"Une histoire d'amour
à l'origine du peuple tchouktche
A Cap Galets sur les rives de l'actuelle
mer des Tchouktches vivait il y a fort longtemps Naou, une
belle jeune fille aux longs cheveux noirs. Dans ce pays
de glace, elle profitait du renouveau de l'été
pour manger des baies, courir dans la taïga, parler
avec les animaux, dont elle connaissait le langage. Elle
ne voyait aucune différence entre elle, eux, les
pierres, les oiseaux ou le vent.
Depuis quelques temps, elle avait pris l'habitude de se
rendre tous les matins sur le rivage pour regarder un étrange
arc-en-ciel, qui se rapprochait d'elle de jour en jour.

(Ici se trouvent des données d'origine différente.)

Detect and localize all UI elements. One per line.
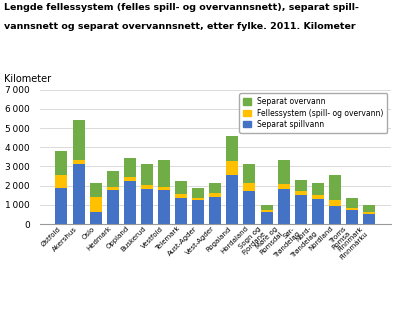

Cet arc-en-ciel, jeu du soleil dans le jet d'eau d'une baleine,
l'intriguait et l'attirait vivement. Il éveillait
en elle un étrange sentiment de différence,
d'impatience et de manque.
Le matin, la venue de la baleine était source de
bonheur. Mais quelle tristesse de la voir disparaître
tous les soirs et de ne pouvoir la toucher. Un jour, devant
ses yeux ébahis, la baleine se transforma en un beau
jeune homme. Elle le nomma Réou, en souvenir du bruit
du jet d'eau (...).
La rencontre de Naou et Réou
Il était tout ce qu'elle attendait,
ce qui lui manquait. Ils ne se séparaient que le
soir, lorsque Réou retournait dans les eaux sombres,
sous peine de garder à tout jamais sa forme humaine.
Leur bonheur fut immense jusqu'au jour où les premiers
blocs de glace arrivèrent. Les prémices de
l'hiver annonçaient leur prochaine séparation.
Naou craignait que Réou ne la quitte pour partir
avec les siens vers des eaux plus douces.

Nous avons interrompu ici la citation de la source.